Проблемы со сном у Аси после того серьёзные случились. Снотворное помогало плохо, да и злоупотреблять им было нельзя. Собственно, годы ещё засыпала она только в его присутствии. Штольман, всегда охотно и эффективно работавший по ночам, стал по возможности ложиться раньше. Искусство убаюкивания превзошёл в совершенстве, колыбельную переиначил: "Ach, mein liebes Augustchen, Augustchen, Augustchen! Schlaf, mein liebes Augustchen, alles ist vorbei..." Ася в начале даже ругала его: "Там совсем другой смысл!" Он только плечами пожимал: "У них другой, у нас — именно этот. Всё плохое закончилось, будем жить долго и счастливо". Если была срочная работа и лечь раньше не представлялось возможным, жена устраивалась в кабинете на диване с книжкой или вязанием. Когда он видел, что Ася засыпает или заснула, выключал верхний свет. Когда сам шёл спать далеко за полночь, относил её в постель на руках. Со временем и правда всё прошло, выровнялось, она уже могла поцеловать его на ночь, постоять минуту прижавшись, а потом в спальню уйти, но страх того, что тогда едва не случилось, остался в них обоих.

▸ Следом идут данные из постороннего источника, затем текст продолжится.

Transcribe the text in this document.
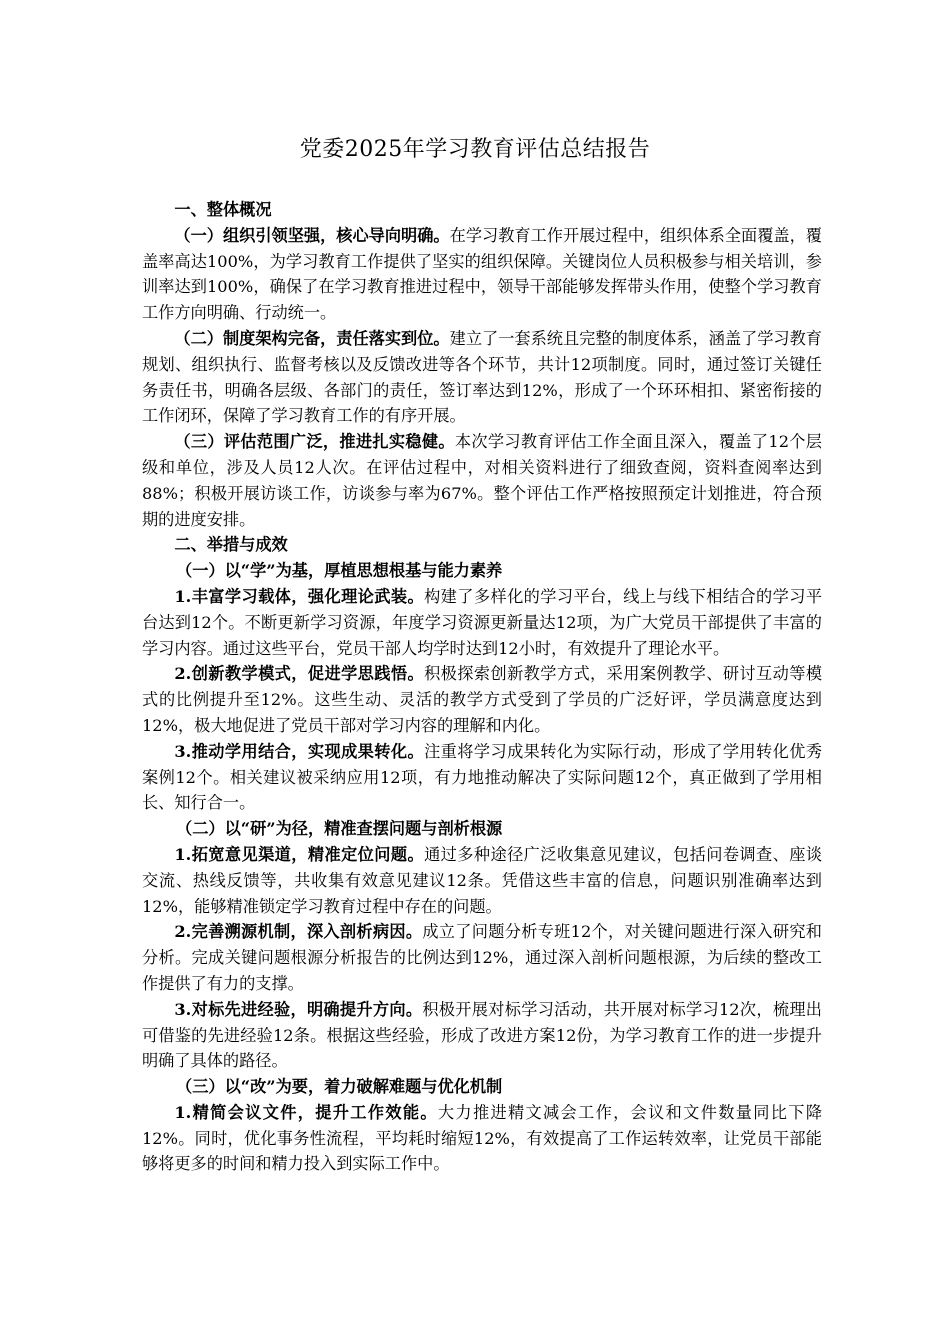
党委2025年学习教育评估总结报告

一、整体概况

（一）组织引领坚强，核心导向明确。在学习教育工作开展过程中，组织体系全面覆盖，覆盖率高达100%，为学习教育工作提供了坚实的组织保障。关键岗位人员积极参与相关培训，参训率达到100%，确保了在学习教育推进过程中，领导干部能够发挥带头作用，使整个学习教育工作方向明确、行动统一。

（二）制度架构完备，责任落实到位。建立了一套系统且完整的制度体系，涵盖了学习教育规划、组织执行、监督考核以及反馈改进等各个环节，共计12项制度。同时，通过签订关键任务责任书，明确各层级、各部门的责任，签订率达到12%，形成了一个环环相扣、紧密衔接的工作闭环，保障了学习教育工作的有序开展。

（三）评估范围广泛，推进扎实稳健。本次学习教育评估工作全面且深入，覆盖了12个层级和单位，涉及人员12人次。在评估过程中，对相关资料进行了细致查阅，资料查阅率达到88%；积极开展访谈工作，访谈参与率为67%。整个评估工作严格按照预定计划推进，符合预期的进度安排。

二、举措与成效

（一）以“学”为基，厚植思想根基与能力素养

1.丰富学习载体，强化理论武装。构建了多样化的学习平台，线上与线下相结合的学习平台达到12个。不断更新学习资源，年度学习资源更新量达12项，为广大党员干部提供了丰富的学习内容。通过这些平台，党员干部人均学时达到12小时，有效提升了理论水平。

2.创新教学模式，促进学思践悟。积极探索创新教学方式，采用案例教学、研讨互动等模式的比例提升至12%。这些生动、灵活的教学方式受到了学员的广泛好评，学员满意度达到12%，极大地促进了党员干部对学习内容的理解和内化。

3.推动学用结合，实现成果转化。注重将学习成果转化为实际行动，形成了学用转化优秀案例12个。相关建议被采纳应用12项，有力地推动解决了实际问题12个，真正做到了学用相长、知行合一。

（二）以“研”为径，精准查摆问题与剖析根源

1.拓宽意见渠道，精准定位问题。通过多种途径广泛收集意见建议，包括问卷调查、座谈交流、热线反馈等，共收集有效意见建议12条。凭借这些丰富的信息，问题识别准确率达到12%，能够精准锁定学习教育过程中存在的问题。

2.完善溯源机制，深入剖析病因。成立了问题分析专班12个，对关键问题进行深入研究和分析。完成关键问题根源分析报告的比例达到12%，通过深入剖析问题根源，为后续的整改工作提供了有力的支撑。

3.对标先进经验，明确提升方向。积极开展对标学习活动，共开展对标学习12次，梳理出可借鉴的先进经验12条。根据这些经验，形成了改进方案12份，为学习教育工作的进一步提升明确了具体的路径。

（三）以“改”为要，着力破解难题与优化机制

1.精简会议文件，提升工作效能。大力推进精文减会工作，会议和文件数量同比下降12%。同时，优化事务性流程，平均耗时缩短12%，有效提高了工作运转效率，让党员干部能够将更多的时间和精力投入到实际工作中。
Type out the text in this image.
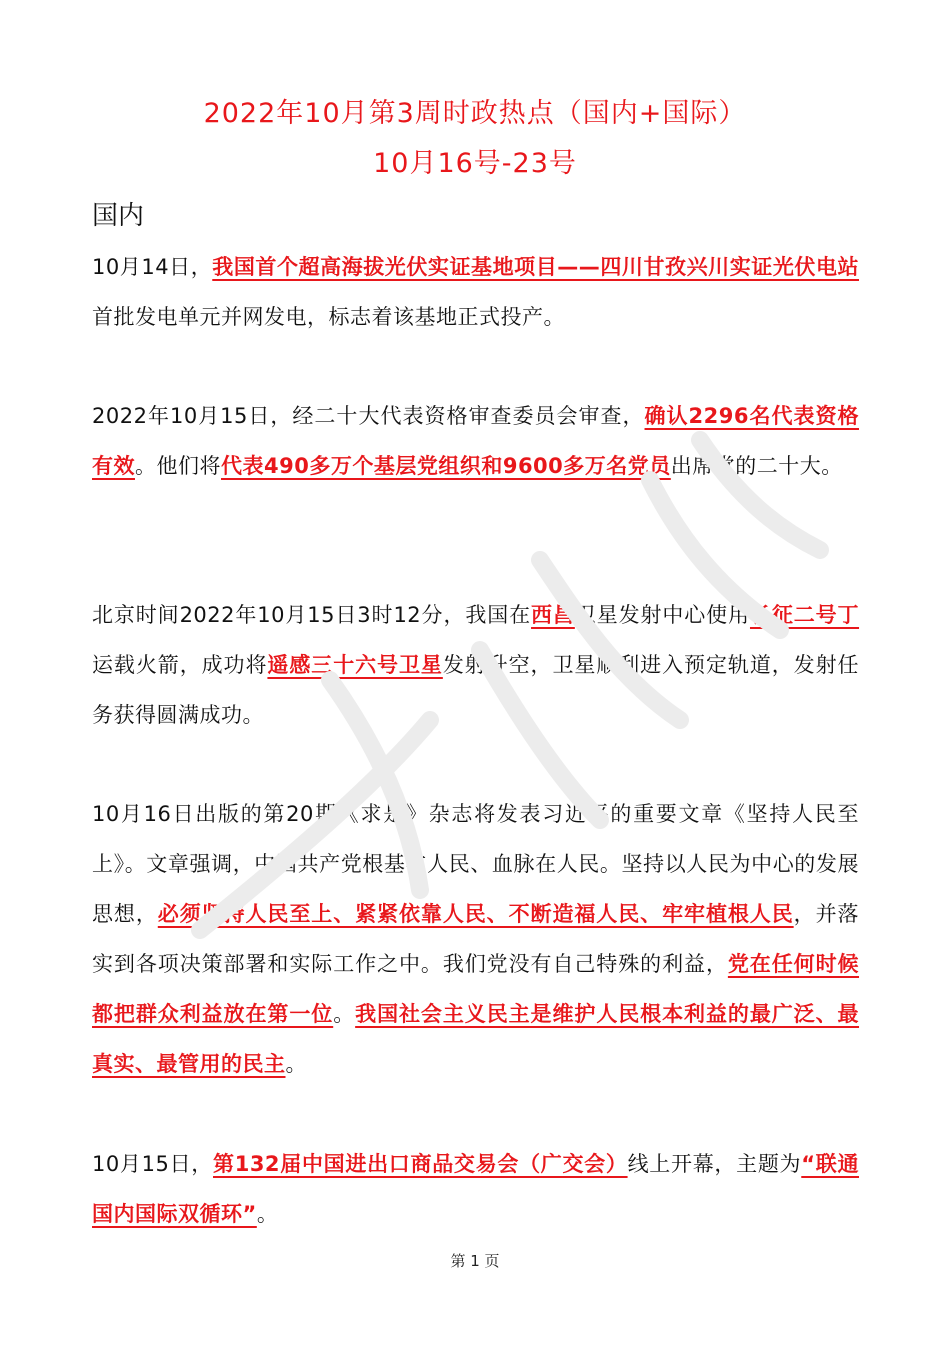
2022年10月第3周时政热点（国内+国际）
10月16号-23号
国内
10月14日，我国首个超高海拔光伏实证基地项目——四川甘孜兴川实证光伏电站首批发电单元并网发电，标志着该基地正式投产。
2022年10月15日，经二十大代表资格审查委员会审查，确认2296名代表资格有效。他们将代表490多万个基层党组织和9600多万名党员出席党的二十大。
北京时间2022年10月15日3时12分，我国在西昌卫星发射中心使用长征二号丁运载火箭，成功将遥感三十六号卫星发射升空，卫星顺利进入预定轨道，发射任务获得圆满成功。
10月16日出版的第20期《求是》杂志将发表习近平的重要文章《坚持人民至上》。文章强调，中国共产党根基在人民、血脉在人民。坚持以人民为中心的发展思想，必须坚持人民至上、紧紧依靠人民、不断造福人民、牢牢植根人民，并落实到各项决策部署和实际工作之中。我们党没有自己特殊的利益，党在任何时候都把群众利益放在第一位。我国社会主义民主是维护人民根本利益的最广泛、最真实、最管用的民主。
10月15日，第132届中国进出口商品交易会（广交会）线上开幕，主题为“联通国内国际双循环”。
第 1 页
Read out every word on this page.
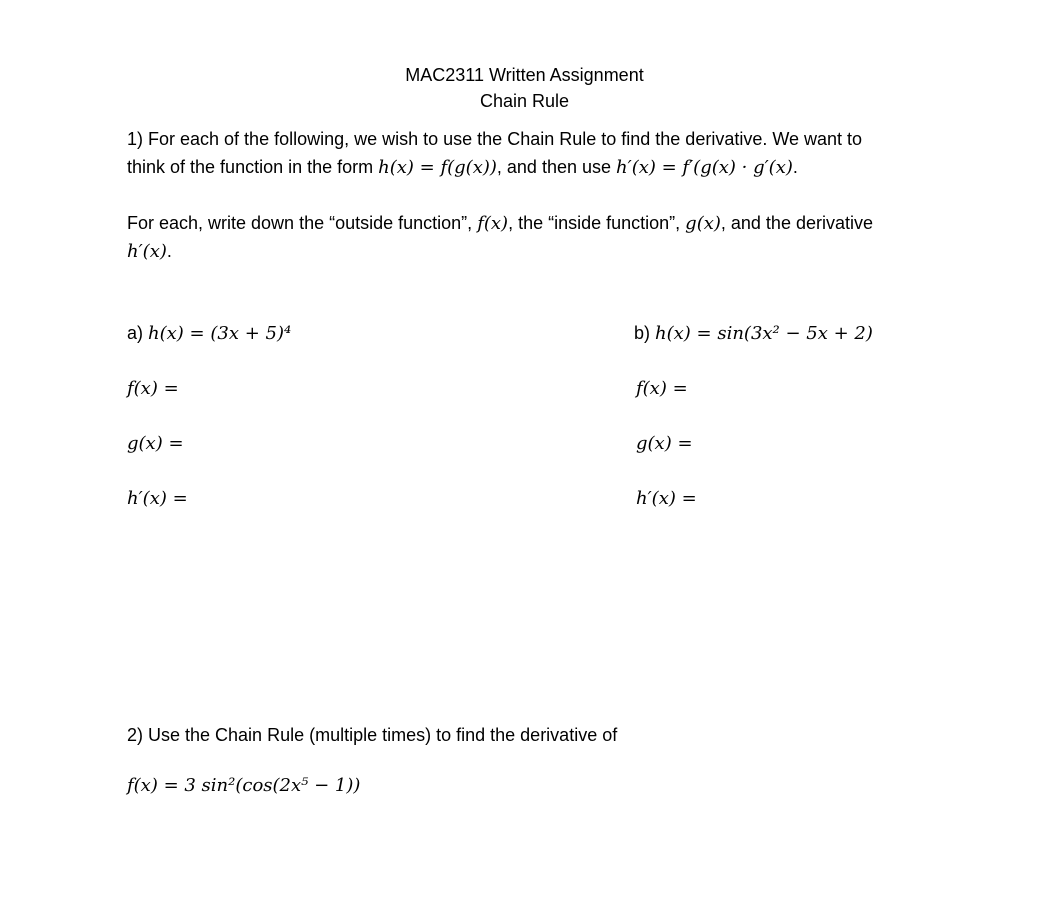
MAC2311 Written Assignment
Chain Rule
1) For each of the following, we wish to use the Chain Rule to find the derivative. We want to
think of the function in the form h(x) = f(g(x)), and then use h′(x) = f′(g(x) · g′(x).
For each, write down the “outside function”, f(x), the “inside function”, g(x), and the derivative
h′(x).
a) h(x) = (3x + 5)⁴
f(x) =
g(x) =
h′(x) =
b) h(x) = sin(3x² − 5x + 2)
f(x) =
g(x) =
h′(x) =
2) Use the Chain Rule (multiple times) to find the derivative of
f(x) = 3 sin²(cos(2x⁵ − 1))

Сейчас же Ася спала рядом с ним крепко и сладко и даже улыбалась во сне, он очень давно такого не видел. И самому Якову Платоновичу было в этот момент хорошо и спокойно, хотя воспоминания о событиях семидесятого года к такому настроению вроде бы не располагали. Но было стойкое ощущение, что открывшиеся нынче обстоятельства словно подвели под той историей окончательную черту. "Всё прошло, всё...", как в старой песне. Потому, наверное, и улыбалась сейчас его любимая, оттого и блуждала улыбка по его собственному лицу. Начиналось что-то новое, и интуиция, которой он привык верить, утверждала, что всё к лучшему. Конечно, лёгкой жизни их семейству никогда и никто не обещал. К примеру, ещё предстояло как-то сообщить Августе о существовании дара Риммы Михайловны. Об Анне Викторовне и её способностях жена знала давно, но упорно считала эту историю красивой, но странной семейной легендой. Когда в своё время Штольман с матерью всё рассказали Платону и он всерьёз этой темой заинтересовался, Ася даже ворчала, что незачем мальчику голову морочить. Они не стали с ней спорить тогда, необходимости не было, а теперь дар вернулся в семью, так что придётся объяснять и доказывать. Впрочем, Римма Михайловна умела быть очень убедительной...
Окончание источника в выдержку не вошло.